Once a finding is made the OPA gives the cheif a report of the finding, reasons, and a recommended course of action. The cheif takes this into consideration and holds a hearing with the officer in question and a union representative, during this hearing the officer may present additional information not revealed in the report and the cheif may make a ruling that either matches the findings and recommendations or not, without any explaination.

Once the disciplinary hearing is finished, the resulting actions are not open to appeal and not arguable, except if the officer disagrees with the punishment... if so the officer can have the union appeal the disciplinary finding or even take the matter to court with the use of union lawyers. The complaintant cannot appeal, cannot present new facts, and actually has no control over anything that happens once the initial complaint is made.

The civilian review panel (OPARB) and civilian auditor (OPA Auditor) can then, maybe, review redacted versions of the investigations if that specific investigation was one of the few "randomly" selected files that were presented to the OPARB for review. The OPARB can try to make sense of the file full of black marker streaks that block out identifying information and make general remarks in a report to the city council and mayor about trends and recommendations, but have no say in the disciplinary process whatsoever and their recommendations can be ignored without consequence.

In the end, the complaintant may or may not be told of the outcome, and then are not protected frome retaliation from the officers. (remember, one of the recommendations made by the mayor's review panel that are being fought by the union is a policy ammendment that discourages officers from making retaliatory contact with complaintants DURING investigations... nothing is said about what happens afterwards).

So, under the current system, the officer has many people representing him or her, even the prosecution (OPA) is on their side. Meanwhile there is nobody representing the civilian, nobody who believes in that person's case, there is no adversarial system whatsoever in fact. The civilian oversight portion of the system, the small part that is supposedly there to defend the citizen's side of the issue, has no real say in the system or any real ability to change anything at all.

So... the police feel this system is unfair to them... If so, how can it be made more fair?

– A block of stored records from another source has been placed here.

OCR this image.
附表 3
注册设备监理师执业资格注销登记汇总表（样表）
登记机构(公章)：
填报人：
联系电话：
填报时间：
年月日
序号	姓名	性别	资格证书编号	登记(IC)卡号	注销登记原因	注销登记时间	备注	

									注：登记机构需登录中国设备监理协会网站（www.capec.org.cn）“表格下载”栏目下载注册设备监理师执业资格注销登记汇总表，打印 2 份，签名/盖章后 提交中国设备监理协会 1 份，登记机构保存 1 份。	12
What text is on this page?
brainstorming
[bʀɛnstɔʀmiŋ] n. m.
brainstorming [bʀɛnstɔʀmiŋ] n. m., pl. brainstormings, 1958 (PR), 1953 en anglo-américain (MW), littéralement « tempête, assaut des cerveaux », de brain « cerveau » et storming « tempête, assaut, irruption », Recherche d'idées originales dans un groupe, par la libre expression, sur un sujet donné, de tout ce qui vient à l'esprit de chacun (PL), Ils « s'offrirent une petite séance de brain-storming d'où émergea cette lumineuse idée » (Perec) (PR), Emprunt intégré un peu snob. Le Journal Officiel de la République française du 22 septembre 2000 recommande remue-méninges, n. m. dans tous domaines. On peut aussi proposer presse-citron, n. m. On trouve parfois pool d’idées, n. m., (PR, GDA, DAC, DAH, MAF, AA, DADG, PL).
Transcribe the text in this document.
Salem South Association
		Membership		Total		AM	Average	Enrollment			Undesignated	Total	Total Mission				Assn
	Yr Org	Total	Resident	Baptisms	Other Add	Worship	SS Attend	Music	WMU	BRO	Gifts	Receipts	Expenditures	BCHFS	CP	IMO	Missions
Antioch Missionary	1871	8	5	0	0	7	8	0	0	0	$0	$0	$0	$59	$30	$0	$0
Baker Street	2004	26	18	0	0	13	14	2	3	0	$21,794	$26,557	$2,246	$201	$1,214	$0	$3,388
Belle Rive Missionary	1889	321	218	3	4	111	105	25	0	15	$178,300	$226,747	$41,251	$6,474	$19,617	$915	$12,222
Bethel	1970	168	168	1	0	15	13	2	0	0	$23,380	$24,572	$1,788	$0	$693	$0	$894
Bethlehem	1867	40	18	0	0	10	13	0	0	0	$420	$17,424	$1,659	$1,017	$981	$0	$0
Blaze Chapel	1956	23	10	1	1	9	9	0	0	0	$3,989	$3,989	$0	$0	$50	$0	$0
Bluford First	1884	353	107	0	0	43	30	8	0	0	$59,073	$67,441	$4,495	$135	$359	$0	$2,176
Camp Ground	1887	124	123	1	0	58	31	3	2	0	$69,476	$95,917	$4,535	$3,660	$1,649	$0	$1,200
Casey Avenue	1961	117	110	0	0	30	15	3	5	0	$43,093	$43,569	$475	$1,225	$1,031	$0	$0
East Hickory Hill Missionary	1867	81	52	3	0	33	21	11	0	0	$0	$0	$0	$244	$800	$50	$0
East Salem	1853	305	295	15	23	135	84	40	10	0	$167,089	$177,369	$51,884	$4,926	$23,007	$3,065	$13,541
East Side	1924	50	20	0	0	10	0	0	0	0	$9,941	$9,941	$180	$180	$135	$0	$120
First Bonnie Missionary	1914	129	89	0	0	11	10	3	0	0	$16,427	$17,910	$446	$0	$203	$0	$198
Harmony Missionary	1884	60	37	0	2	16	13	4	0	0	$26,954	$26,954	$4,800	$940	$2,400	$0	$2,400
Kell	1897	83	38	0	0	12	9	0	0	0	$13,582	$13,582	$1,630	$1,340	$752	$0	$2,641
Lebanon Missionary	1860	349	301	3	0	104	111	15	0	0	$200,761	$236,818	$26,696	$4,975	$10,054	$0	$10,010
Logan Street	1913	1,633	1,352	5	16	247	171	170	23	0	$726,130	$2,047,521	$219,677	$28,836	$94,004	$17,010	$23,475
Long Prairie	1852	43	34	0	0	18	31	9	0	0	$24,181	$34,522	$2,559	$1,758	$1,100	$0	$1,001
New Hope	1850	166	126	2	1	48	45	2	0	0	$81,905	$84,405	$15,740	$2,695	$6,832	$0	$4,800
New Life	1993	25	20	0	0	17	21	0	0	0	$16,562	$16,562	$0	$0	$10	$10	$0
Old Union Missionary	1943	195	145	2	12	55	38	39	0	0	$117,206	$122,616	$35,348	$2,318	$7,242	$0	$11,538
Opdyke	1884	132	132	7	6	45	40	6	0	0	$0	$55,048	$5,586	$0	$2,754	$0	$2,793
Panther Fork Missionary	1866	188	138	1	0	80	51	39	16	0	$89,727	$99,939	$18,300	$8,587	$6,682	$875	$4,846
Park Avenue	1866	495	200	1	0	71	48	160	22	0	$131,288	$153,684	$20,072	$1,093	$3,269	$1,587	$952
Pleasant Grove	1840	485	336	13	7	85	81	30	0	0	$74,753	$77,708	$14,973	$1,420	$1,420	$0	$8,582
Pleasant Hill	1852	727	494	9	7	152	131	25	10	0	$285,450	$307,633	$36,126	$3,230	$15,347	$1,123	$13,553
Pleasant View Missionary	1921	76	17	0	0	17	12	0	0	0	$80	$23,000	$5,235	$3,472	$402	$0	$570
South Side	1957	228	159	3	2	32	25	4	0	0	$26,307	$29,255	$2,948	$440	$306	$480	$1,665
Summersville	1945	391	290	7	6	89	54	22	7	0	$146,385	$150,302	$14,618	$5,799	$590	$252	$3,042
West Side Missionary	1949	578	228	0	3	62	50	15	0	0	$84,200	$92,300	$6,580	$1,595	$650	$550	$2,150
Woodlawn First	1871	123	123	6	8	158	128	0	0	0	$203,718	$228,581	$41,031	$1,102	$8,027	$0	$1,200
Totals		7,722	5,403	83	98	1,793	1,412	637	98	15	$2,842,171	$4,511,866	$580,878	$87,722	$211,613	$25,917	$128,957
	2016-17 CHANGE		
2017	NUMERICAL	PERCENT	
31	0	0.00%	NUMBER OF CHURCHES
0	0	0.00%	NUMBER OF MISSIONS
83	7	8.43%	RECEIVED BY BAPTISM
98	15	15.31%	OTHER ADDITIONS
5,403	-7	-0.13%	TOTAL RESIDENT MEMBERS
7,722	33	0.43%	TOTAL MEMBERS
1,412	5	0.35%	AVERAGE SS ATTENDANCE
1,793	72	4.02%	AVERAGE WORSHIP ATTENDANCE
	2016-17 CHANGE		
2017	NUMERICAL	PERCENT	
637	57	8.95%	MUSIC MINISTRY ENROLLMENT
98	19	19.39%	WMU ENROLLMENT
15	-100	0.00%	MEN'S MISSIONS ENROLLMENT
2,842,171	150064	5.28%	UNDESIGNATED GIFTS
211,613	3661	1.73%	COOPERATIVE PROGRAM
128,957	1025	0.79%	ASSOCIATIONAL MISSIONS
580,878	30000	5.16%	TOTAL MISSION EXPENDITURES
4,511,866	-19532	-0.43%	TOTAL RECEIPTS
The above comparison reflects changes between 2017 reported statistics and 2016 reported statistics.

Well, we could assume that our justice system is fair for defendants, so perhaps an oversight system that mirrored the justice system would be more fair? Officers could be assigned a public defender with minimal resources who is pressured into convincing clients to plead guilty while a prosecutorial unit, with no working relation to that officer or his fellow officers, uses a vast system of governmental personnel and resources to build it's case on behalf of the public which it serves. Meanwhile, the officer is confined to a jail that may mistreat him or her and has to spend money out of his or her own pocket to hire a lawyer and post bail in exchange for temporary freedom. Finally both sides present their case to a judge and/or jury of civilians who rule whether or not the complaint is true, with no chief who can overrule that finding... but only a chance to appeal to another judge somewhere, at more personal cost.(yes, I'm simplifying it, but that's the supposed basis of our adversarial system of justice).

I wonder, would that seem more fair to the officers who complain about the currently "unfair" system that is staffed by fellow officers, can be overruled by an exoneration-happy chief, and hasn't resulted in a significant case of discipline in years? That's the system we civilians have, surely it's not too good for police officers too.

...indeed, what could be more fair than that?